By Alyssa Levy
Effective immediately, Cal/OSHA’s emergency temporary standards (adopted November 30, 2020) require nearly all California employers to implement a COVID-19 Prevention Program or ensure its elements are included in an existing Injury and Illness Prevention Program (IIPP). There are three exceptions: remote employees working from home, employees working alone, and employees covered by the Aerosol Transmissible Disease regulation.
Requirements for employers include, but are not limited to, implementing a workplace-specific written COVID-19 prevention program addressing health hazards, correcting any unsafe conditions, providing COVID-19 training, ensuring 6-foot distancing, and providing face coverings. If multiple employees contract COVID-19, employers must provide COVID-19 testing during working hours. Employees who test positive for COVID-19 may not return to work until certain requirements are met. Cal/OSHA’s emergency temporary standards recommend that Employers review the full list of requirements for application to their employees.

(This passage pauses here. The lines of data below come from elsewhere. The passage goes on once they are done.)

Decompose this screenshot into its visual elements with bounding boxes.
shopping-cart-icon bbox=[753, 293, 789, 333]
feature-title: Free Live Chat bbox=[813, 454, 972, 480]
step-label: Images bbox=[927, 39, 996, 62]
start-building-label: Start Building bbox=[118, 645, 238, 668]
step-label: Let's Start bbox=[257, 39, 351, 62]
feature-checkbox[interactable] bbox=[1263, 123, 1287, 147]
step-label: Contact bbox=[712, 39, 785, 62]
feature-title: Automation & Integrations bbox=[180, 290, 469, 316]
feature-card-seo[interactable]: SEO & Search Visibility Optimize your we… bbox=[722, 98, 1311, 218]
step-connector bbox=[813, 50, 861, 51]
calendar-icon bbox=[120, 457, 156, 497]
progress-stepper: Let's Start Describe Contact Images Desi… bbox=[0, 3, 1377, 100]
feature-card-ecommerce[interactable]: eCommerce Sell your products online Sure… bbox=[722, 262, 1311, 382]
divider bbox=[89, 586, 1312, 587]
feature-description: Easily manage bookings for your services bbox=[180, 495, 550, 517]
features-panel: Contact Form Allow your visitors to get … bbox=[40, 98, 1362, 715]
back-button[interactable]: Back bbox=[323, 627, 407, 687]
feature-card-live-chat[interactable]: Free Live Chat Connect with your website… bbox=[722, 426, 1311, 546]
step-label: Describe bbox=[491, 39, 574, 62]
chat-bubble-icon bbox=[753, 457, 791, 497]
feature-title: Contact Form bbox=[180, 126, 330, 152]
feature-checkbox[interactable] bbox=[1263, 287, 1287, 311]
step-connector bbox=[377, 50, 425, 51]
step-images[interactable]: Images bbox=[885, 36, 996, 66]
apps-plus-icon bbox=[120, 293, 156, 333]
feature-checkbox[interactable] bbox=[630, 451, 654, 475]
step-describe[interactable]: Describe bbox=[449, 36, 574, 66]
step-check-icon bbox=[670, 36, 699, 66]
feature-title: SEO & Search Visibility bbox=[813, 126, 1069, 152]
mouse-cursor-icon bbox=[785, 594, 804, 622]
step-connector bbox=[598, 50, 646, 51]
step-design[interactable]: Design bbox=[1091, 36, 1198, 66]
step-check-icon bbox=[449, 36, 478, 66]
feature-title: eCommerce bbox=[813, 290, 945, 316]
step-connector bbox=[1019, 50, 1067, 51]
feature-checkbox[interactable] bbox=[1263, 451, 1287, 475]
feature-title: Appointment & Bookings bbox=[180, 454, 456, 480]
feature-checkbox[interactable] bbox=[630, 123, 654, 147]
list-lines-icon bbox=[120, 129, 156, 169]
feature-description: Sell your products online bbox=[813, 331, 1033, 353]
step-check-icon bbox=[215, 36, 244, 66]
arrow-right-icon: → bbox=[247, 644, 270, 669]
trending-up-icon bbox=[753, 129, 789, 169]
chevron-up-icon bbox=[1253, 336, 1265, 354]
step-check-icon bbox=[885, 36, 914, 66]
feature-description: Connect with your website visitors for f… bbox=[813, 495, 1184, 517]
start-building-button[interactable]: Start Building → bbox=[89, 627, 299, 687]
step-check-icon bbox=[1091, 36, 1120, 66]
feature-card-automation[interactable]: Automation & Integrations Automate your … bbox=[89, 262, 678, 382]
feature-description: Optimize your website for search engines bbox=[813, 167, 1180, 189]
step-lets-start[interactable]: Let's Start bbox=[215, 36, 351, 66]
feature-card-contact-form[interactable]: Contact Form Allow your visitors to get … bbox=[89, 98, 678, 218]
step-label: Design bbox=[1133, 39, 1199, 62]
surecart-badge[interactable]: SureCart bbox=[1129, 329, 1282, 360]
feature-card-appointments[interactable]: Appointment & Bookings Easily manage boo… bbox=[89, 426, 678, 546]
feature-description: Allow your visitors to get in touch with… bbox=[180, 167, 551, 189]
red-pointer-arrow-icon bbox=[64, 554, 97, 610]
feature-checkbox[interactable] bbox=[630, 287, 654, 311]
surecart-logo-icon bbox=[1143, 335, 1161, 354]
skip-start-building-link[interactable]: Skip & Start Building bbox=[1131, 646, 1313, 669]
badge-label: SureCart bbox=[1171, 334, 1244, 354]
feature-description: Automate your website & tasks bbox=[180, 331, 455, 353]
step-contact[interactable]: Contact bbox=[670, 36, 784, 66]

The standards also include specific requirements for recordkeeping and reporting of COVID-19 cases. This includes tracking all confirmed COVID-19 cases and maintaining records of inspections, hazard corrections, and training. Employers must contact the local health department if three or more COVID-19 cases occur in the workplace within a 14-day period.
Employers should also be aware that these standards require excluding employees from the workplace who have had possible workplace exposure to COVID-19 for 14 days after their last known workplace exposure and that an employer must continue paying the employees during this time. Even for employers following the safety standards, this essentially means that employers may be required to send employees home with pay for 14 days each and every time there is a known workplace exposure to a COVID-19 positive employee, regardless of limits on leave allowances set by the employer or other statutes. This requirement to continue wages may seem beyond the purview of Cal/OSHA, but it is part of the standard’s requirements for now.
Cal/OSHA has indicated that enforcement of the standards will consider an employer’s good faith efforts towards compliance. However, employers should keep in mind that such efforts are only consideration and may not be enough for investigators to overlook whether an employer has actually complied with Cal/OSHA’s requirements under this emergency standard.